L’Encyclopédie de l’histoire du Québec / The Quebec History Encyclopedia

 

Laval University

 

[This article was written in 1948. For the full citation, see the end of the text.]

Laval University, a French-Canadian institution of higher education founded at Quebec by royal charter in 1852. It grew out of the Séminaire established at Quebec by Bishop Laval in 1663; and it took the name of the founder of the Séminaire. In 1853 Pope Pius IX conferred on the archbishop of Quebec the power of conferring degrees in theology on the ecclesiastical students of the university; but it was not until 1876 that the university received from Rome its papal charter, under the bull Inter varias sollicitudines. It has thus two constitutions, one civil and the other religious. Its visitor, its rector, and its university council emanate from its royal charter; its chancellor and its supervising "Conseil Supérieur" of high ecclesiastics emanate from its papal constitution.

 

In 1876, in conformity with a decision of the Sacred Congregation of the Propaganda at Rome, Laval University established a branch or Succursale in Montreal, with chairs subsidiary to its faculties in Quebec.
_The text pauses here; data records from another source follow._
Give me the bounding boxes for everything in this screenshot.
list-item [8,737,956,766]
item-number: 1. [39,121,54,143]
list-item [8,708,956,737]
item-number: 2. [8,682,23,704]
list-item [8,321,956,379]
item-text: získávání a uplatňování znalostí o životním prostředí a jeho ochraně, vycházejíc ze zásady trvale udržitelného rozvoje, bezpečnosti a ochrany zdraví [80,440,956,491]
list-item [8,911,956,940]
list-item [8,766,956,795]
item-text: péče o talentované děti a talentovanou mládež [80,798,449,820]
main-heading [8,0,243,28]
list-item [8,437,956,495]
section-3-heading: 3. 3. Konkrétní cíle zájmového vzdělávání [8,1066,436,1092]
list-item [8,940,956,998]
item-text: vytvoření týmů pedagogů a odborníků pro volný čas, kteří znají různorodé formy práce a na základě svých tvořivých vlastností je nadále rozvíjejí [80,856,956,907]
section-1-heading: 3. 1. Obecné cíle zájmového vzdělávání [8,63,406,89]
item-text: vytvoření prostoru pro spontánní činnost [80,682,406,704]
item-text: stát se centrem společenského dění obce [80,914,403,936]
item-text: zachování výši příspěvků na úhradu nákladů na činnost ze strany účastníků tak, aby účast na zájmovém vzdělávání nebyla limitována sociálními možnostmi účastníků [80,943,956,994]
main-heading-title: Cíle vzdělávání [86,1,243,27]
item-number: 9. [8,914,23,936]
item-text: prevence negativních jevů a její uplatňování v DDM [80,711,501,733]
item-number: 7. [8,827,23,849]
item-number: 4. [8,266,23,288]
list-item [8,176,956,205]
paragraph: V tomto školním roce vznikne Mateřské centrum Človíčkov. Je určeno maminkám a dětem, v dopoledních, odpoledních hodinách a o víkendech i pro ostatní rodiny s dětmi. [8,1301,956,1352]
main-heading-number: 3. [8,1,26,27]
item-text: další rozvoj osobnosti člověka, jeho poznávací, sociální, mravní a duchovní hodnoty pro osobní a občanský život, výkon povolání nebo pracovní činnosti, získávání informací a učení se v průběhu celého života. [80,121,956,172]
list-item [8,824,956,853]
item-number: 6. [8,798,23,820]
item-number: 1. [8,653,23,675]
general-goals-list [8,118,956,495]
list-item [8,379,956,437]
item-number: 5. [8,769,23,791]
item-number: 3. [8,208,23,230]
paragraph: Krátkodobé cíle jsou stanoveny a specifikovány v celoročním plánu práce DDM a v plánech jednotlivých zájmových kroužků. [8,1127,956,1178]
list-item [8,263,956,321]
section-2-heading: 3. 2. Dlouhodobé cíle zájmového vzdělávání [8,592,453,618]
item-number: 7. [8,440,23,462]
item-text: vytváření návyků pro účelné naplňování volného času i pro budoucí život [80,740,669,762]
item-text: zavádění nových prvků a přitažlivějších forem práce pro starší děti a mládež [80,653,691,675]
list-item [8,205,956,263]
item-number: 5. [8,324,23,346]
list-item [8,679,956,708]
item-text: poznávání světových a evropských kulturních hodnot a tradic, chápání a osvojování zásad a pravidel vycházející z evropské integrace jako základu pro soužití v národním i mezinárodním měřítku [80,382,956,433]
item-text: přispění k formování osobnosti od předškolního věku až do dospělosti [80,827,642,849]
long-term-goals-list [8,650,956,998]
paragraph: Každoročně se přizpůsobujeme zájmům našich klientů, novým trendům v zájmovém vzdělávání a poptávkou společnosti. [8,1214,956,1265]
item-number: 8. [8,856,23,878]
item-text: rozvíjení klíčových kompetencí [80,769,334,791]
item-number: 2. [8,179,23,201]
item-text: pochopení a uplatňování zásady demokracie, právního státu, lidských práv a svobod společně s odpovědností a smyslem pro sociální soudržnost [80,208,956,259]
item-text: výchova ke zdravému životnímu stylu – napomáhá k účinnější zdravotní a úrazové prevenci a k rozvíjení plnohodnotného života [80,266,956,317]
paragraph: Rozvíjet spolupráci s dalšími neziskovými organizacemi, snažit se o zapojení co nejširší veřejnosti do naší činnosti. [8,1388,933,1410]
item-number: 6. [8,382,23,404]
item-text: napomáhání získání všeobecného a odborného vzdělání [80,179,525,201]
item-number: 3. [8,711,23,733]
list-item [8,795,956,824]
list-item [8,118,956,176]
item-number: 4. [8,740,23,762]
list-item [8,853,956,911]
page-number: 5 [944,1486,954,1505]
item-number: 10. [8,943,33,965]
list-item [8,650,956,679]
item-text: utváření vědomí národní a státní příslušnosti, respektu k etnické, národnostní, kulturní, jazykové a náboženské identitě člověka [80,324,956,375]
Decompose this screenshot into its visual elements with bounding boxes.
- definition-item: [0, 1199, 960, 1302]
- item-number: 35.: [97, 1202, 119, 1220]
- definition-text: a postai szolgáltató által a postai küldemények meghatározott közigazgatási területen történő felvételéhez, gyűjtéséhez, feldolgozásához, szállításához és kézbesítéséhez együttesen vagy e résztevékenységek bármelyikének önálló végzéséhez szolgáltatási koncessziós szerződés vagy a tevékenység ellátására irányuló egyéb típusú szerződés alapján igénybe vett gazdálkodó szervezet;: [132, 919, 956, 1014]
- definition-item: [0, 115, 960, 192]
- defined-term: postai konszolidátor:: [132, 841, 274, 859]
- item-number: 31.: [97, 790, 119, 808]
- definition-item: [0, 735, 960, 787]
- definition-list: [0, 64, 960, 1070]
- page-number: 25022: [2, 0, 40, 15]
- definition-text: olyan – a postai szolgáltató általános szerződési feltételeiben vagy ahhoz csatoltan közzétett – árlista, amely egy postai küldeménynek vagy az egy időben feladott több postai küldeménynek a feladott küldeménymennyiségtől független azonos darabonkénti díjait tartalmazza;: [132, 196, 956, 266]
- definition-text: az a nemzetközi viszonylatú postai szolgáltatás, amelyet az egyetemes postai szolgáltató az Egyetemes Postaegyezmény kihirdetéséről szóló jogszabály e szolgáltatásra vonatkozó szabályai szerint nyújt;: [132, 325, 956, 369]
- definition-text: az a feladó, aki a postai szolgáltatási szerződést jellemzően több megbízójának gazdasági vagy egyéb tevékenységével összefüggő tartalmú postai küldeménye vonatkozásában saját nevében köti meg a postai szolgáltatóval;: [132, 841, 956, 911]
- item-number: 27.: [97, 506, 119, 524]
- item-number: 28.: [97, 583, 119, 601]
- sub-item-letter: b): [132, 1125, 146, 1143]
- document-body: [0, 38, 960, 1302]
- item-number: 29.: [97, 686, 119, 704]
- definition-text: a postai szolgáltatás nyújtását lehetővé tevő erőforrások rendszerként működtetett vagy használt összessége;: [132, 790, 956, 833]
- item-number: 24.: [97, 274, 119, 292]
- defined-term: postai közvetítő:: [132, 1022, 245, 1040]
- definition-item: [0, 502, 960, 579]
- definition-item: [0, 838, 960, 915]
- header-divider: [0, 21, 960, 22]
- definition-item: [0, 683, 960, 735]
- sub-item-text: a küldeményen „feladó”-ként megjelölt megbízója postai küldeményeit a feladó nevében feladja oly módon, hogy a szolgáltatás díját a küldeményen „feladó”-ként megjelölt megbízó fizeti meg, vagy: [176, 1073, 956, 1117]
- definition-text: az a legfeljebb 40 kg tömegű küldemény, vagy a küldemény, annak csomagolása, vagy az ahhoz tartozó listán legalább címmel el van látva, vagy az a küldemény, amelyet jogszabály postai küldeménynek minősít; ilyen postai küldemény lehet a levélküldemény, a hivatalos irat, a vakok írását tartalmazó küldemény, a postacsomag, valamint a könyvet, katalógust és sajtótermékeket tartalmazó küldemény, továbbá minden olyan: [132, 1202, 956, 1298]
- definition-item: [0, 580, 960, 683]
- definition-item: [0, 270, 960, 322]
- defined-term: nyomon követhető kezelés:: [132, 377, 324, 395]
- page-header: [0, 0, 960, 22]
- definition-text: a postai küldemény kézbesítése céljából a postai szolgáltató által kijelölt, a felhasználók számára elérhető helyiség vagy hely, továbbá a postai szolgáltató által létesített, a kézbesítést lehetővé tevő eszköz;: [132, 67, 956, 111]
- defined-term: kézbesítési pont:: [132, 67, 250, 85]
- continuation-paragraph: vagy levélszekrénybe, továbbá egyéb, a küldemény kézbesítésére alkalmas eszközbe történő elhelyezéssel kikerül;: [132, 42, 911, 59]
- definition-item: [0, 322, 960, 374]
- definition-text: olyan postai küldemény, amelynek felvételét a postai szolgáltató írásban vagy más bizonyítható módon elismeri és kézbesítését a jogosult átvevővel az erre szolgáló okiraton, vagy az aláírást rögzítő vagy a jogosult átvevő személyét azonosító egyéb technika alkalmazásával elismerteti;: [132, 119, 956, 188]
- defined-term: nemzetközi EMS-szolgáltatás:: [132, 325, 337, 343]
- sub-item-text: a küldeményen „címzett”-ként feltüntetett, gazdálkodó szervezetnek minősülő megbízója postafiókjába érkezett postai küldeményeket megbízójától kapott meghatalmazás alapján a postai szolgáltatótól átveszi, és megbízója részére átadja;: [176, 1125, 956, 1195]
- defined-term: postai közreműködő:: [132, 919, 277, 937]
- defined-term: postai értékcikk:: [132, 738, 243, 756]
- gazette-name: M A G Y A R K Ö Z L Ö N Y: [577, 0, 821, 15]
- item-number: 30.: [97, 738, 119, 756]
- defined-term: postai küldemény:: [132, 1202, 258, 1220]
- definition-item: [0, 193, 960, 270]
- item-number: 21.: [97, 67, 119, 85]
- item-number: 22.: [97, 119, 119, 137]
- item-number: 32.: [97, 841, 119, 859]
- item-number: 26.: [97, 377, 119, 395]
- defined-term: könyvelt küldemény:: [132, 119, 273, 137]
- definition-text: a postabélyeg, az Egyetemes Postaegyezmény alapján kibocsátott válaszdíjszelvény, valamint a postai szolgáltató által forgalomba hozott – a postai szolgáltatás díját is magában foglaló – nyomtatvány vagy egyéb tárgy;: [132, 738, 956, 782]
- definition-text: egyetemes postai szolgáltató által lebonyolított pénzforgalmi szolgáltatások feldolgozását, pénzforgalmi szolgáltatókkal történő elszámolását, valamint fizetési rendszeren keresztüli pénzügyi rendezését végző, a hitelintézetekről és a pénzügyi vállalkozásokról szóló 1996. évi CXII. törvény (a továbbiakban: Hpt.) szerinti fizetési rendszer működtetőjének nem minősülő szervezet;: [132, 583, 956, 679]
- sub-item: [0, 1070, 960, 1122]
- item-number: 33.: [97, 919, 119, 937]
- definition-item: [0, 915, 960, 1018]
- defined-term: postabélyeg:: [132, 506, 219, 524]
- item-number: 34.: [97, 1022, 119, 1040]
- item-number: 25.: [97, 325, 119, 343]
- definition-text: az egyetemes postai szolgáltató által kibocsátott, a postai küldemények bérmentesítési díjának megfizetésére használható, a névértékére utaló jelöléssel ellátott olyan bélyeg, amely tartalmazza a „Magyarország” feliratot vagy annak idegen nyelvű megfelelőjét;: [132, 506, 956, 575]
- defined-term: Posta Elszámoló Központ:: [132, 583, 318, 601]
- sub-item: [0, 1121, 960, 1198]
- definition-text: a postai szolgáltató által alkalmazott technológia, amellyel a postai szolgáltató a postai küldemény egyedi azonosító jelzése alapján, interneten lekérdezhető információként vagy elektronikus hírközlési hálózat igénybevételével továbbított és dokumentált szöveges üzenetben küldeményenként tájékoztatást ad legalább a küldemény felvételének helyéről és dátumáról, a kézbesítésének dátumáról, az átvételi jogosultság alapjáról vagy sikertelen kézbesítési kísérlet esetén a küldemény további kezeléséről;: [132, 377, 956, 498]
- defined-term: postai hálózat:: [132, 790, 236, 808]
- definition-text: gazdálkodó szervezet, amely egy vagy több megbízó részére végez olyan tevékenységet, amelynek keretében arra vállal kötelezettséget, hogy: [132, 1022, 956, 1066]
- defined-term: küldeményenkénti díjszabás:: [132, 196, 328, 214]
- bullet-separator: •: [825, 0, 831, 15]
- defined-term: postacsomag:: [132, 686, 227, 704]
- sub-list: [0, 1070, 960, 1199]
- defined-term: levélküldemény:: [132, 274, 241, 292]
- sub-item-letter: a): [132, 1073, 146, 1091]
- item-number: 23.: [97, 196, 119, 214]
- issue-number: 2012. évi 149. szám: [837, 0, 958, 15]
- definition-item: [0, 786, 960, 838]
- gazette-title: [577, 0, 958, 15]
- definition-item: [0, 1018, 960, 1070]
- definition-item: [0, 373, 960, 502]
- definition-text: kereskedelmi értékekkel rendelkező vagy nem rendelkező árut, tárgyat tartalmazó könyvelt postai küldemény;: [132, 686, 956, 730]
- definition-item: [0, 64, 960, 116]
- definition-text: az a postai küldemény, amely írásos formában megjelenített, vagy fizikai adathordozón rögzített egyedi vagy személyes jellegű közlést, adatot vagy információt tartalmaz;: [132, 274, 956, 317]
This was judged necessary for a number of reasons, but mainly because of the distance between Montreal and Quebec, which made it difficult for many students to attend the university in Quebec. In 1889 the institution at Montreal was granted greater independence of the university at Quebec, and became almost a separate institution, though under the same name; and in 1920 it was organized as the University of Montreal.

 

Laval University has faculties of theology, philosophy, law, medicine, and arts. Under the faculty of arts are grouped all those departments which are not included in theology, philosophy, law, and medicine, and especially various affiliated or subordinate institutions. These include the École Normale Supérieure (which is equivalent to a faculty or department of education), the Ecole Supérieure de Chimie (the chemistry school), Philosophie-Sciences (the physics school), the École de Génie Forestière et d' Arpentage (the school of forestry and surveying), the École d' Agriculture at Ste. Anne de la Pocatière, the Êcole de Pharmacie, the Êcole de Musique, and the École des Garde-Malades (the school of nursing). It includes also certain institutions of secondary education, such as Collège de Sillery, at Bergerville, Quebec, which is for the education of young ladies, and the Académie Commerciale at Quebec, which is devoted to secondary commercial education, and offers also a special course in commercial subjects. The list of affiliated or associated institutions is, however, too long for enumeration. It includes most of the classical colleges of Quebec, nursing, schools in Quebec and New Brunswick, the Jesuit college in Alberta, and St. Dunstan's University in Prince Edward Island. Like other universities, Laval has become a complex institution,

 

The university has a teaching staff of over 200 professors and other instructors; and has, in the departments of higher education, over 2,000 students. Including the secondary and primary schools affiliated to or associated with it, it has an enrolment of about 14,000. See Abbé Camille Roy, L'Université Laval et les fêtes du cinquantenaire (Quebec, 1903).

Source : W. Stewart WALLACE, ed., The Encyclopedia of Canada, Vol. IV, Toronto, University Associates of Canada, 1948, 400p., pp. 2-3.